Leveraging Your Money to Get Rich Part III
So how can I get stinking rich, not just rich?
Well, you could still benefit from that profit of $420,000 if you had rented your home out and put someone else’s money to work for you. But let’s think bigger now.
Let’s say for the sake of argument, that you did have $200,000 in the bank. What would you do with it? Honestly, that’s between you and your financial advisor, but let’s look at a basic example.
Assuming you are doing quite well financially and you have a large income, let’s say you decided to split that balance up into 5 equal portions of $40,000.00 each. Then, you shop around and locate five $200,000 homes that would make great rentals. You put $40,000 down on each property and the bank extends 5 loans to you in the amount of $160,000 each. You now own 5 homes, and you owe the bank $800,000.00. You’ve shown that you can afford the monthly payments, and you’re off and running, hopefully earning a standard property appreciation rate as averaged over the past 10 years or so. As in my previous example, assuming all of the properties appreciate at 4% annually for 30 years, by the end of that time you will have 5 homes completely paid off all worth $620,000 each for a total real estate portfolio worth 3.1 Million dollars.
What if I’m unable to carry that much debt?
Quite honestly if you cannot afford the debt, you’re setting yourself up for financial disaster, which is where lots of people are right now. Not only did they invest in a portfolio of properties, but they paid way too much for them on loans with interest rates that are about to adjust upwards and have no equity gained because the home’s value has dropped. Not only that, but the loans that were written for them were interest only, so every dollar spent goes straight to the bank and nothing goes into the house.
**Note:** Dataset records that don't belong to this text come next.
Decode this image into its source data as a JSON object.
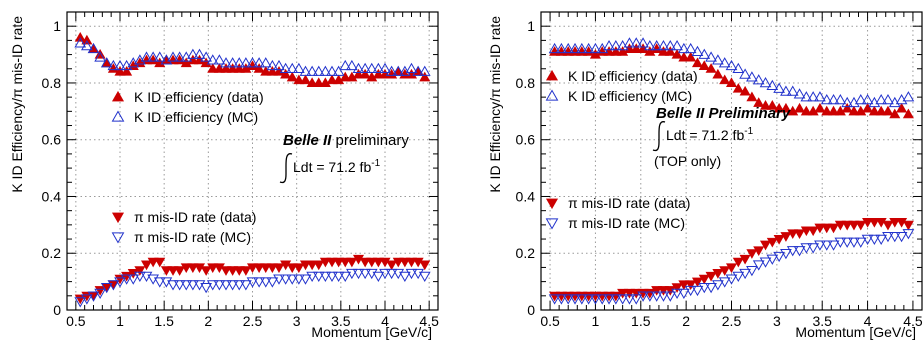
{
  "chart_data": [
    {
      "type": "scatter",
      "ylabel": "K ID Efficiency/π mis-ID rate",
      "xlabel": "Momentum [GeV/c]",
      "xlim": [
        0.4,
        4.6
      ],
      "ylim": [
        0,
        1.05
      ],
      "xticks": [
        "0.5",
        "1",
        "1.5",
        "2",
        "2.5",
        "3",
        "3.5",
        "4",
        "4.5"
      ],
      "yticks": [
        "0",
        "0.2",
        "0.4",
        "0.6",
        "0.8",
        "1"
      ],
      "grid": true,
      "legend_upper": [
        "K ID efficiency (data)",
        "K ID efficiency (MC)"
      ],
      "legend_lower": [
        "π mis-ID rate (data)",
        "π mis-ID rate (MC)"
      ],
      "annotation": {
        "title_bold": "Belle II",
        "title_rest": " preliminary",
        "lumi_prefix": "Ldt = 71.2 fb",
        "lumi_exp": "-1",
        "extra": ""
      },
      "x": [
        0.55,
        0.625,
        0.7,
        0.775,
        0.85,
        0.925,
        1.0,
        1.075,
        1.15,
        1.225,
        1.3,
        1.375,
        1.45,
        1.525,
        1.6,
        1.675,
        1.75,
        1.825,
        1.9,
        1.975,
        2.05,
        2.125,
        2.2,
        2.275,
        2.35,
        2.425,
        2.5,
        2.575,
        2.65,
        2.725,
        2.8,
        2.875,
        2.95,
        3.025,
        3.1,
        3.175,
        3.25,
        3.325,
        3.4,
        3.475,
        3.55,
        3.625,
        3.7,
        3.775,
        3.85,
        3.925,
        4.0,
        4.075,
        4.15,
        4.225,
        4.3,
        4.375,
        4.45
      ],
      "series": [
        {
          "name": "K ID efficiency (data)",
          "color": "#cc0000",
          "marker": "triangle-up",
          "filled": true,
          "values": [
            0.96,
            0.95,
            0.92,
            0.9,
            0.87,
            0.85,
            0.84,
            0.84,
            0.86,
            0.87,
            0.88,
            0.88,
            0.87,
            0.88,
            0.88,
            0.88,
            0.87,
            0.88,
            0.88,
            0.87,
            0.85,
            0.85,
            0.85,
            0.85,
            0.85,
            0.85,
            0.86,
            0.85,
            0.84,
            0.84,
            0.84,
            0.83,
            0.82,
            0.81,
            0.81,
            0.8,
            0.8,
            0.8,
            0.81,
            0.81,
            0.82,
            0.82,
            0.83,
            0.83,
            0.82,
            0.83,
            0.83,
            0.83,
            0.84,
            0.83,
            0.83,
            0.84,
            0.82
          ]
        },
        {
          "name": "K ID efficiency (MC)",
          "color": "#2233cc",
          "marker": "triangle-up",
          "filled": false,
          "values": [
            0.94,
            0.93,
            0.92,
            0.89,
            0.87,
            0.86,
            0.86,
            0.86,
            0.87,
            0.88,
            0.89,
            0.89,
            0.89,
            0.88,
            0.89,
            0.89,
            0.89,
            0.9,
            0.9,
            0.89,
            0.88,
            0.88,
            0.87,
            0.87,
            0.87,
            0.87,
            0.87,
            0.87,
            0.87,
            0.86,
            0.86,
            0.85,
            0.85,
            0.85,
            0.84,
            0.84,
            0.84,
            0.84,
            0.84,
            0.84,
            0.86,
            0.86,
            0.85,
            0.85,
            0.85,
            0.85,
            0.85,
            0.84,
            0.84,
            0.84,
            0.85,
            0.84,
            0.84
          ]
        },
        {
          "name": "π mis-ID rate (data)",
          "color": "#cc0000",
          "marker": "triangle-down",
          "filled": true,
          "values": [
            0.04,
            0.05,
            0.05,
            0.07,
            0.08,
            0.09,
            0.11,
            0.12,
            0.13,
            0.14,
            0.16,
            0.17,
            0.17,
            0.14,
            0.14,
            0.14,
            0.15,
            0.15,
            0.15,
            0.14,
            0.15,
            0.15,
            0.14,
            0.14,
            0.14,
            0.14,
            0.15,
            0.15,
            0.15,
            0.15,
            0.15,
            0.16,
            0.15,
            0.15,
            0.16,
            0.16,
            0.16,
            0.17,
            0.17,
            0.17,
            0.17,
            0.17,
            0.18,
            0.17,
            0.17,
            0.17,
            0.17,
            0.16,
            0.17,
            0.17,
            0.17,
            0.17,
            0.16
          ]
        },
        {
          "name": "π mis-ID rate (MC)",
          "color": "#2233cc",
          "marker": "triangle-down",
          "filled": false,
          "values": [
            0.03,
            0.04,
            0.05,
            0.06,
            0.08,
            0.09,
            0.1,
            0.11,
            0.11,
            0.12,
            0.12,
            0.11,
            0.1,
            0.1,
            0.09,
            0.09,
            0.09,
            0.09,
            0.09,
            0.08,
            0.09,
            0.09,
            0.09,
            0.09,
            0.09,
            0.09,
            0.1,
            0.1,
            0.1,
            0.1,
            0.11,
            0.11,
            0.11,
            0.11,
            0.11,
            0.12,
            0.12,
            0.12,
            0.12,
            0.12,
            0.12,
            0.13,
            0.13,
            0.13,
            0.13,
            0.12,
            0.13,
            0.13,
            0.13,
            0.12,
            0.13,
            0.13,
            0.12
          ]
        }
      ]
    },
    {
      "type": "scatter",
      "ylabel": "K ID Efficiency/π mis-ID rate",
      "xlabel": "Momentum [GeV/c]",
      "xlim": [
        0.4,
        4.6
      ],
      "ylim": [
        0,
        1.05
      ],
      "xticks": [
        "0.5",
        "1",
        "1.5",
        "2",
        "2.5",
        "3",
        "3.5",
        "4",
        "4.5"
      ],
      "yticks": [
        "0",
        "0.2",
        "0.4",
        "0.6",
        "0.8",
        "1"
      ],
      "grid": true,
      "legend_upper": [
        "K ID efficiency (data)",
        "K ID efficiency (MC)"
      ],
      "legend_lower": [
        "π mis-ID rate (data)",
        "π mis-ID rate (MC)"
      ],
      "annotation": {
        "title_bold": "Belle II Preliminary",
        "title_rest": "",
        "lumi_prefix": "Ldt = 71.2 fb",
        "lumi_exp": "-1",
        "extra": "(TOP only)"
      },
      "x": [
        0.55,
        0.625,
        0.7,
        0.775,
        0.85,
        0.925,
        1.0,
        1.075,
        1.15,
        1.225,
        1.3,
        1.375,
        1.45,
        1.525,
        1.6,
        1.675,
        1.75,
        1.825,
        1.9,
        1.975,
        2.05,
        2.125,
        2.2,
        2.275,
        2.35,
        2.425,
        2.5,
        2.575,
        2.65,
        2.725,
        2.8,
        2.875,
        2.95,
        3.025,
        3.1,
        3.175,
        3.25,
        3.325,
        3.4,
        3.475,
        3.55,
        3.625,
        3.7,
        3.775,
        3.85,
        3.925,
        4.0,
        4.075,
        4.15,
        4.225,
        4.3,
        4.375,
        4.45
      ],
      "series": [
        {
          "name": "K ID efficiency (data)",
          "color": "#cc0000",
          "marker": "triangle-up",
          "filled": true,
          "values": [
            0.91,
            0.91,
            0.91,
            0.91,
            0.91,
            0.91,
            0.9,
            0.91,
            0.91,
            0.91,
            0.91,
            0.92,
            0.92,
            0.92,
            0.91,
            0.92,
            0.91,
            0.91,
            0.9,
            0.89,
            0.89,
            0.87,
            0.86,
            0.85,
            0.83,
            0.81,
            0.8,
            0.78,
            0.77,
            0.75,
            0.73,
            0.72,
            0.72,
            0.71,
            0.71,
            0.7,
            0.71,
            0.7,
            0.7,
            0.71,
            0.7,
            0.7,
            0.7,
            0.71,
            0.7,
            0.7,
            0.71,
            0.7,
            0.7,
            0.7,
            0.69,
            0.71,
            0.69
          ]
        },
        {
          "name": "K ID efficiency (MC)",
          "color": "#2233cc",
          "marker": "triangle-up",
          "filled": false,
          "values": [
            0.92,
            0.92,
            0.92,
            0.92,
            0.92,
            0.92,
            0.92,
            0.92,
            0.93,
            0.93,
            0.93,
            0.94,
            0.94,
            0.94,
            0.93,
            0.93,
            0.93,
            0.93,
            0.93,
            0.92,
            0.92,
            0.91,
            0.9,
            0.89,
            0.88,
            0.87,
            0.86,
            0.85,
            0.83,
            0.82,
            0.81,
            0.8,
            0.79,
            0.78,
            0.77,
            0.77,
            0.76,
            0.75,
            0.75,
            0.75,
            0.74,
            0.74,
            0.74,
            0.73,
            0.73,
            0.74,
            0.74,
            0.73,
            0.74,
            0.74,
            0.73,
            0.74,
            0.75
          ]
        },
        {
          "name": "π mis-ID rate (data)",
          "color": "#cc0000",
          "marker": "triangle-down",
          "filled": true,
          "values": [
            0.05,
            0.05,
            0.05,
            0.05,
            0.05,
            0.05,
            0.05,
            0.05,
            0.05,
            0.05,
            0.06,
            0.06,
            0.06,
            0.06,
            0.06,
            0.07,
            0.07,
            0.07,
            0.08,
            0.09,
            0.09,
            0.1,
            0.11,
            0.12,
            0.13,
            0.14,
            0.15,
            0.17,
            0.18,
            0.2,
            0.21,
            0.23,
            0.24,
            0.25,
            0.26,
            0.27,
            0.27,
            0.28,
            0.28,
            0.29,
            0.29,
            0.29,
            0.3,
            0.3,
            0.3,
            0.3,
            0.31,
            0.31,
            0.31,
            0.3,
            0.31,
            0.31,
            0.3
          ]
        },
        {
          "name": "π mis-ID rate (MC)",
          "color": "#2233cc",
          "marker": "triangle-down",
          "filled": false,
          "values": [
            0.04,
            0.04,
            0.04,
            0.04,
            0.04,
            0.04,
            0.04,
            0.04,
            0.04,
            0.04,
            0.04,
            0.04,
            0.04,
            0.05,
            0.05,
            0.05,
            0.05,
            0.05,
            0.06,
            0.06,
            0.07,
            0.07,
            0.08,
            0.08,
            0.09,
            0.1,
            0.11,
            0.12,
            0.13,
            0.14,
            0.16,
            0.17,
            0.18,
            0.19,
            0.2,
            0.21,
            0.21,
            0.22,
            0.22,
            0.23,
            0.23,
            0.23,
            0.24,
            0.24,
            0.24,
            0.24,
            0.25,
            0.25,
            0.25,
            0.26,
            0.26,
            0.26,
            0.27
          ]
        }
      ]
    }
  ]
}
But, for the sake of this example, if you cannot afford to make the house payment, then you find someone who can. Someone who is willing to rent will cover your costs, provided rental rates exceed your mortgage payment. So let’s see…
You own 5 homes to the tune of $1,000,000 ($200,000 X 5) and your initial investment is only $200,000.00. You owe $800,000 in loans, and your monthly mortgage requirements on each home are somewhere in the $1200.00 range. You manage to put renters in each house at $1300 per month, creating a passive income of $500.00/month ($100.00 X 5 Homes). The renters pay your mortgage bill which saves you the $200,000 in interest over the 30 year period. At the end of it all, you’ve tied up $200,000 to leverage the growth of one million dollars worth of real estate resulting in a portfolio of homes worth $3.1Million dollars in 30 years, owned free and clear.
Not bad, but not without risk. Always remember that there’s risk, and be prepared for the hard times, like when the rents are low, or when you can’t get someone into the home.